В известном смысле, горькое письмо, написанное Галиндесом в канун его последнего нью-йоркского Рождества, было предчувствием того, что он испытал в эту минуту. Ты уверена, что он испытал тот же страх, что испытываешь сейчас ты, и мужество держалось только на мыслях о деле, за которое он боролся. Ты раздеваешься – сама, потому что не хочешь, чтобы тебя раздевали они. Ты смотришь на Аресеса, улыбаясь, – потому что не хочешь, чтобы он видел твои слезы, а когда ты не сможешь сдержать крик, ты постараешься, чтобы он был похож на воинственный клич и не вызывал никакого сочувствия. Но тебе хотелось бы другого конца – тебе хотелось бы, чтобы твоя дрожащая рука нашла руку Хесуса. Ты не осмеливаешься запеть песню, которую пел Хесус, песню о любви к родине и тоске по ней. Но ты тихо начинаешь петь – так тихо, что голос твой никому не слышен, и слова эти, как таинственные письмена, нельзя уничтожить, – песню Лабоа. Ты бы повела Хесуса в лес, где все деревья расписаны сыном Мигелоа, отчего лес неузнаваемо изменился, преображенный рукой человека. «Если бы можно было убежать и обрести где-нибудь мир и покой, я не любил бы так цветы, украшающие твой дом. Я не дал бы горю одолеть меня, а безнадежности – завладеть моей душой, я не кричал бы так. Я не дал бы повода к раздору, не был бы растением без корней, брошенным в холодную землю. Если бы можно было убежать, если бы можно было разорвать цепь, я не был бы беспомощным моряком, у которого нет корабля».

 

* * *

Люди за столиками в ярко освещенной части заведения, весело болтая, уже заканчивают ужинать, а в полумраке, у стойки, собрались те, кто предпочитает выпить рюмку в одиночестве, предаваясь грустному раздумью. Стоит тут и приземистый рыжеватый человек, навалившись почти всей грудью на стойку; как завороженный, смотрит он на мерцающие огни Бруклина, там, на другом берегу Ист-Ривер. Этот человек выпил уже четыре сухих мартини и намерен выпить пятый, но официант упрямо не смотрит в эту сторону, хотя он уже дважды махал ему. Движениями этого парня руководит странная логика, которая приобретается только путем долгой тренировки, причем у каждого официанта свой стиль. Этот старательно избегает пьяной задушевной откровенности, приступов лиризма, вызванных стальным блеском речной глади, плывущей по ней баржей и тем ощущением внутреннего холодка, который возникает от пляшущих на воде отражений небоскребов, от застывшей в металле поэзии Бруклинского моста. «Почему я пишу стихи? – спрашивал сам себя Уоллес Стивенс.

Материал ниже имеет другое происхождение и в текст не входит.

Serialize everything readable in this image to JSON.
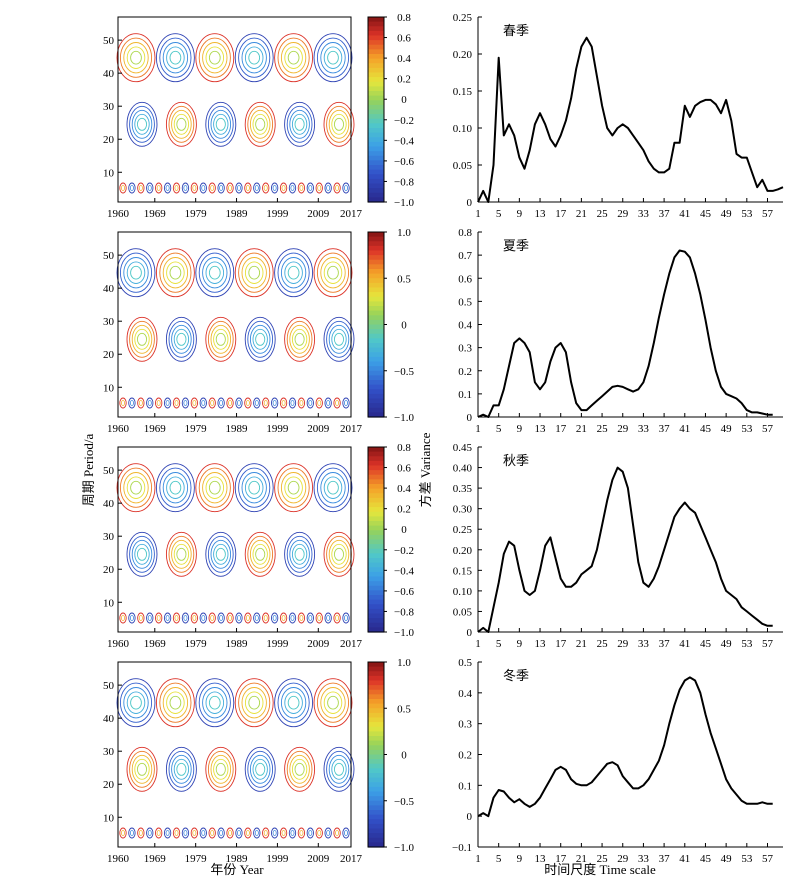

И сам же себе отвечал: – Это вытекает из того, как я воспринимаю мир; к тому же иногда я устаю от однообразия собственного воображения и отправляюсь на поиски чего-нибудь другого». Обратите внимание на глагол, который он употребляет: «отправляюсь», «отправляюсь на поиски». Поэзия – путешествие. Официант слушал его рассуждения – хоть и с некоторой улыбкой, – пока он пил первое, второе, третье мартини, но на четвертом потерял к нему интерес. Отчасти и потому, что приземистый человек глубоко задумался, а потом вдруг воскликнул: «Вспомнил! Это из работы Стивенса „Иррациональное начало в поэзии“». На пятом мартини глаза у него стали влажнеть: «Я угощаю. Выпейте за мое здоровье.